Peptides from scorpion venom represent one of the most promising drug sources for drug discovery for some specific diseases. Current challenges in their separation include high complexity, high homologies and the huge range of peptides. In this paper, a modified strong cation exchange material, named MEX, was utilised for the two-dimensional separation of peptides from complex scorpion venom. The silica-based MEX column was bonded with two functional groups; benzenesulfonic acid and cyanopropyl.

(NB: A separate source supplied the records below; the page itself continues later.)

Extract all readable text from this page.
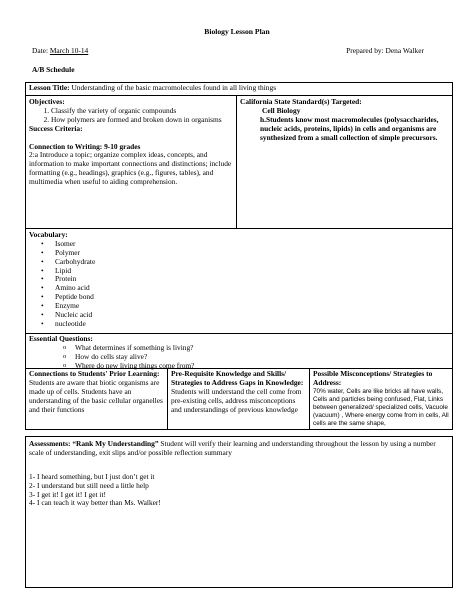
Biology Lesson Plan
Date: March 10-14	Prepared by: Dena Walker
A/B Schedule
Lesson Title: Understanding of the basic macromolecules found in all living things
Objectives:
1. Classify the variety of organic compounds
2. How polymers are formed and broken down in organisms
Success Criteria:
Connection to Writing: 9-10 grades

2:a Introduce a topic; organize complex ideas, concepts, and information to make important connections and distinctions; include formatting (e.g., headings), graphics (e.g., figures, tables), and multimedia when useful to aiding comprehension.

California State Standard(s) Targeted:

Cell Biology

h.Students know most macromolecules (polysaccharides, nucleic acids, proteins, lipids) in cells and organisms are synthesized from a small collection of simple precursors.

Vocabulary:
• Isomer
• Polymer
• Carbohydrate
• Lipid
• Protein
• Amino acid
• Peptide bond
• Enzyme
• Nucleic acid
• nucleotide
Essential Questions:
o What determines if something is living?
o How do cells stay alive?
o Where do new living things come from?

Connections to Students' Prior Learning: Students are aware that biotic organisms are made up of cells. Students have an understanding of the basic cellular organelles and their functions

Pre-Requisite Knowledge and Skills/ Strategies to Address Gaps in Knowledge: Students will understand the cell come from pre-existing cells, address misconceptions and understandings of previous knowledge

Possible Misconceptions/ Strategies to Address:

70% water, Cells are like bricks all have walls, Cells and particles being confused, Flat, Links between generalized/ specialized cells, Vacuole (vacuum) , Where energy come from in cells, All cells are the same shape,

Assessments: “Rank My Understanding” Student will verify their learning and understanding throughout the lesson by using a number scale of understanding, exit slips and/or possible reflection summary

1- I heard something, but I just don’t get it

2- I understand but still need a little help

3- I get it! I get it! I get it!

4- I can teach it way better than Ms. Walker!
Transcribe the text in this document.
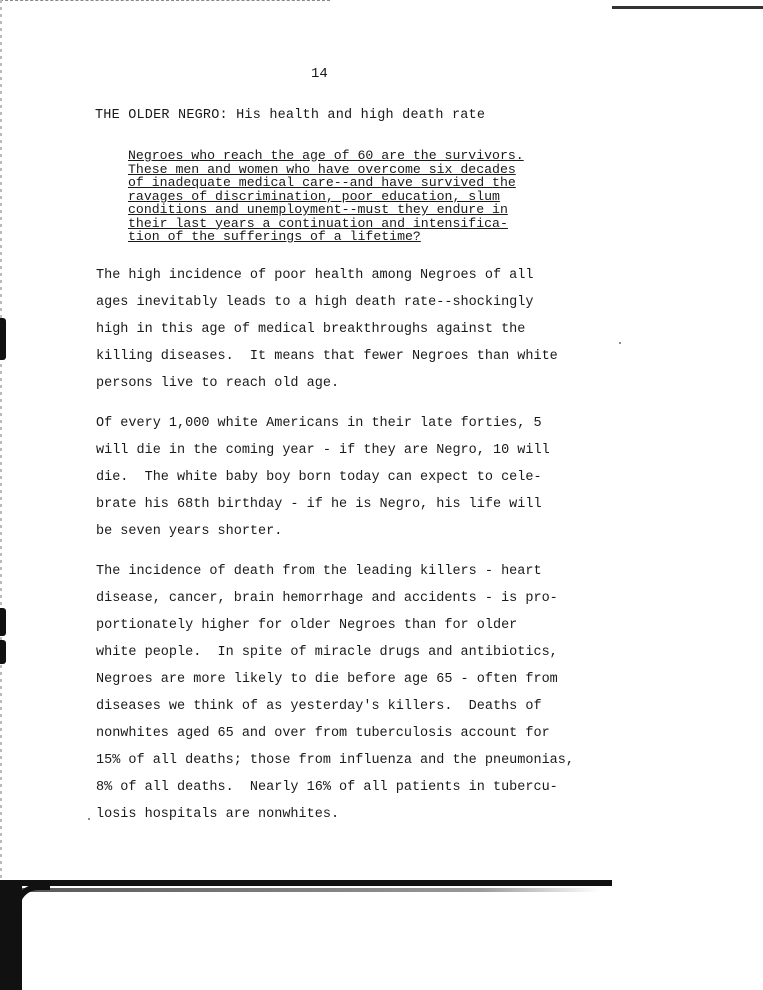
14
THE OLDER NEGRO: His health and high death rate
Negroes who reach the age of 60 are the survivors.
These men and women who have overcome six decades
of inadequate medical care--and have survived the
ravages of discrimination, poor education, slum
conditions and unemployment--must they endure in
their last years a continuation and intensifica-
tion of the sufferings of a lifetime?
The high incidence of poor health among Negroes of all
ages inevitably leads to a high death rate--shockingly
high in this age of medical breakthroughs against the
killing diseases.  It means that fewer Negroes than white
persons live to reach old age.
Of every 1,000 white Americans in their late forties, 5
will die in the coming year - if they are Negro, 10 will
die.  The white baby boy born today can expect to cele-
brate his 68th birthday - if he is Negro, his life will
be seven years shorter.
The incidence of death from the leading killers - heart
disease, cancer, brain hemorrhage and accidents - is pro-
portionately higher for older Negroes than for older
white people.  In spite of miracle drugs and antibiotics,
Negroes are more likely to die before age 65 - often from
diseases we think of as yesterday's killers.  Deaths of
nonwhites aged 65 and over from tuberculosis account for
15% of all deaths; those from influenza and the pneumonias,
8% of all deaths.  Nearly 16% of all patients in tubercu-
losis hospitals are nonwhites.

To better understand its separation mechanisms, seven standard peptides with different properties were employed in an evaluation study, the results of which showed that two interactions were involved in the MEX column: electrostatic interactions based on benzenesulfonic acid groups dominated the separation of peptides; weak hydrophobic interactions introduced by cyanopropyl groups increased the column's selectivity for peptides with the same charge. This characteristic allowed the MEX column to overcome some of the drawbacks of traditional strong cation exchange (SCX) columns. Furthermore, the study showed the great effects of the acetonitrile (ACN) content, the sodium perchlorate (NaClO4) concentration and the buffer pH in the mobile phase on the peptides' retention and separation selectivity on the MEX column. Subsequently, the MEX column was combined with a C18 column to establish an off-line 2D-MEX × C18 system to separate peptides from scorpion Buthus martensi Karsch (BmK) venom. Due to complementary separation mechanisms in each dimension, a high orthogonality of 47.62% was achieved. Moreover, a good loading capacity, excellent stability and repeatability were exhibited by the MEX column, which are beneficial for its use in future preparation experiments. Therefore, the MEX column could be an alternative to the traditional SCX columns for the separation of peptides from scorpion venom.